Dia menambahkan, tingkat inflasi pada tahun ini sudah terjaga baik. Pada dua tahun mendatang, yakni periode 2018 dan 2019, tingkat inflasi diproyeksikan akan berada pada titik tengah dari target BI yang dipatok kisaran 3,5 persen plus minus 1 persen. Dengan demikian memberi keyakinan BI untuk melakukan pelonggaran kebijakan moneter melalui suku bunga acuan.
"Selain itu, defisit transaksi berjalan kita lihat dalam kondisi sehat, karena kita perkirakan transaksi berjalan di 2017 akan ada di bawah dua persen dari PDB, dan di 2018 itu akan ada di bawah 2,5 persen dari PDB," tegas Agus yang pernah menjabat posisi Menkeu di era Presiden SBY.
Walaupun suku bunga acuan di posisi rendah, dia menekankan bank sentral telah mengantisipasi adanya ketidakpastian global, terlebih The Fed akan meningkatkan suku bunganya di akhir 2017. "Kita sudah antisipasi kondisi global. Kita juga lihat intermediasi perbankan juga harus ditingkatkan dan kita lihat ini juga baik untuk pertumbuhan ekonomi," pungkas pria kelahiran 1956 tersebut.

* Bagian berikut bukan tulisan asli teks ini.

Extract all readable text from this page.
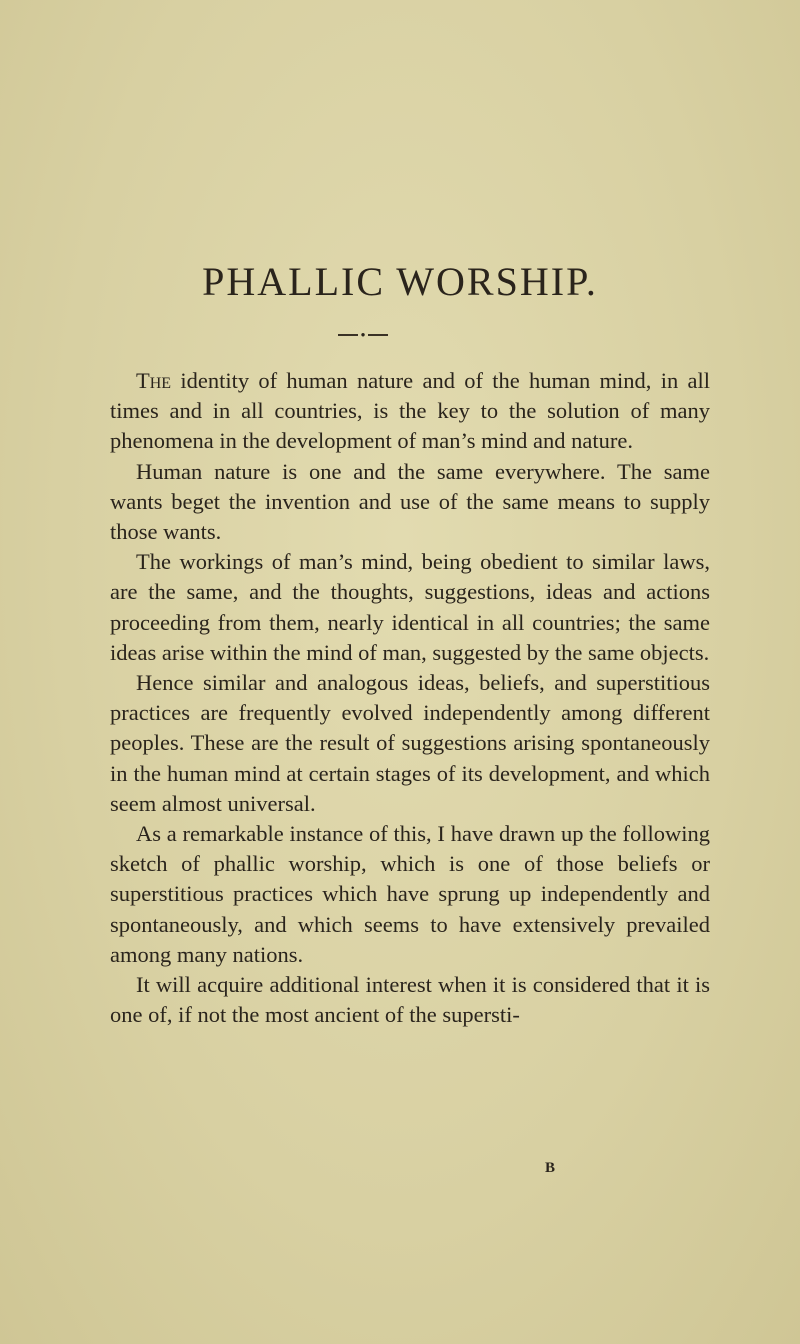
PHALLIC WORSHIP.
●

The identity of human nature and of the human mind, in all times and in all countries, is the key to the solution of many phenomena in the development of man’s mind and nature.

Human nature is one and the same everywhere. The same wants beget the invention and use of the same means to supply those wants.

The workings of man’s mind, being obedient to similar laws, are the same, and the thoughts, suggestions, ideas and actions proceeding from them, nearly identical in all countries; the same ideas arise within the mind of man, suggested by the same objects.

Hence similar and analogous ideas, beliefs, and superstitious practices are frequently evolved independently among different peoples. These are the result of suggestions arising spontaneously in the human mind at certain stages of its development, and which seem almost universal.

As a remarkable instance of this, I have drawn up the following sketch of phallic worship, which is one of those beliefs or superstitious practices which have sprung up independently and spontaneously, and which seems to have extensively prevailed among many nations.

It will acquire additional interest when it is considered that it is one of, if not the most ancient of the supersti-

B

Belum lama ini, BI memutuskan untuk menurunkan BI 7-day Reverse Repo Rate sebesar 25 bps dari 4,5 persen menjadi 4,25 persen setelah pada bulan lalu juga menurunkan suku bunga acuan sebesar 25 bps. Sejak periode Januari 2016 hingga Agustus 2017, bank sentral telah menyusutkan suku bunga acuan sebesar 175 basis poin atau 1,75 persen.